トランザクションをロールバックする際、MySQL は未コミットの操作を取り消す必要があります。undo log を使うことで、すでに挿入されたがまだコミットされていないレコードを削除し、トランザクションの原子性を保証できます。

9. Redo Log

エグゼキュータはデータを挿入した後、その操作を即座に redo log に記録します。

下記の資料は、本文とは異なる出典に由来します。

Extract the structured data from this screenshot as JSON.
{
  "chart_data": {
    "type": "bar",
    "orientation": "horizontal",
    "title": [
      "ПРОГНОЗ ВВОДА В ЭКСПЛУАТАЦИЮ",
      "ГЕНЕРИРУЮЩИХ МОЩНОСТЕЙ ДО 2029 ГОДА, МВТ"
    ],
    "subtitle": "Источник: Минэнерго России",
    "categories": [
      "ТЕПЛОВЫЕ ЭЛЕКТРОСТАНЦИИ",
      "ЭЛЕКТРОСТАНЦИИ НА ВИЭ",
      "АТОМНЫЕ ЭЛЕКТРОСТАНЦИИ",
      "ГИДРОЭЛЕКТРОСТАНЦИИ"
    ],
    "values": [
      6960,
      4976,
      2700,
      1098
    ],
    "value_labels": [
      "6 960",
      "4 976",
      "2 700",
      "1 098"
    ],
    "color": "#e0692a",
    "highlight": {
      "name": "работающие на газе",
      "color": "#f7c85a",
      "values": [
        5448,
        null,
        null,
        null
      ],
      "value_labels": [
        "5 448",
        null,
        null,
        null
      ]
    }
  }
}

データの信頼性を確保するため、MySQL は WAL(Write-Ahead Logging) というメカニズムを採用しています。データがディスクに実際に書き込まれる前に、その操作を redo log に先に記録します。

処理の流れはどうなっているのか?

MySQL は最初に操作を redo log に書き込み、プリペア(prepare) 状態としてマークします。これは、システムがクラッシュしても、redo log を使って操作をリプレイし、データを復旧できることを意味します。

10. Binlog への書き込み

binlog への書き込み:redo log に書き込まれるのと同時に、MySQL はこの操作を binlog(バイナリログ) にも記録します。これはレプリケーションや災害復旧のために使用されます。

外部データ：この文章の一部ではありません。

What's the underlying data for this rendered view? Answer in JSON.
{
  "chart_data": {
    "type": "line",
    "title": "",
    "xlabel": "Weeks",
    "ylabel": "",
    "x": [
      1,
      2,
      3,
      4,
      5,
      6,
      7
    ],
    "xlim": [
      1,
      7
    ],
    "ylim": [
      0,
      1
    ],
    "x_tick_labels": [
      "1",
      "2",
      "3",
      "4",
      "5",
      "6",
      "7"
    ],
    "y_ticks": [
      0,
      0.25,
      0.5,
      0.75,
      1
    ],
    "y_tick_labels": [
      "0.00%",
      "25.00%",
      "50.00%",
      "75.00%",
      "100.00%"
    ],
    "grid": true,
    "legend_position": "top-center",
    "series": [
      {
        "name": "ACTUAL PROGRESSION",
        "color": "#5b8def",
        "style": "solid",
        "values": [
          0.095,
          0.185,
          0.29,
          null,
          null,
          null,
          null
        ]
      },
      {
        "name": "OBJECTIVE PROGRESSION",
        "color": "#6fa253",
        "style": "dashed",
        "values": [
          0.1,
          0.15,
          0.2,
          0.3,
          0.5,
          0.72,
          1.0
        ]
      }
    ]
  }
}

binlog は MySQL の論理ログで、SQL 操作の詳細(例:INSERT INTO)を記録します。これは redo log のような物理ログとは異なります。

11. トランザクションのコミット(二相コミット)

二相コミット(Two-Phase Commit, 2PC)メカニズムのもとで、MySQL はトランザクションのコミット時に redo log の状態を commit に更新します。

なぜ二相コミットが必要なのか?

binlogredo log の整合性を保つためです。もしシステムがクラッシュしても、MySQL は redo log を使って操作をリプレイし、binlog を通じて復旧処理が可能になります。

12. データのディスクへの書き込み

エグゼキュータはメモリ内のダーティページ(変更済みページ)をすぐにディスクへ書き込むわけではありません。バックグラウンドスレッドが特定のポリシー(たとえば定期的なフラッシュ)に基づいて、非同期的に Buffer Pool 内のダーティページをディスク上のテーブルスペースファイルに書き込みます。

このようにすることで、頻繁なディスク I/O を回避し、パフォーマンスを向上させることができます。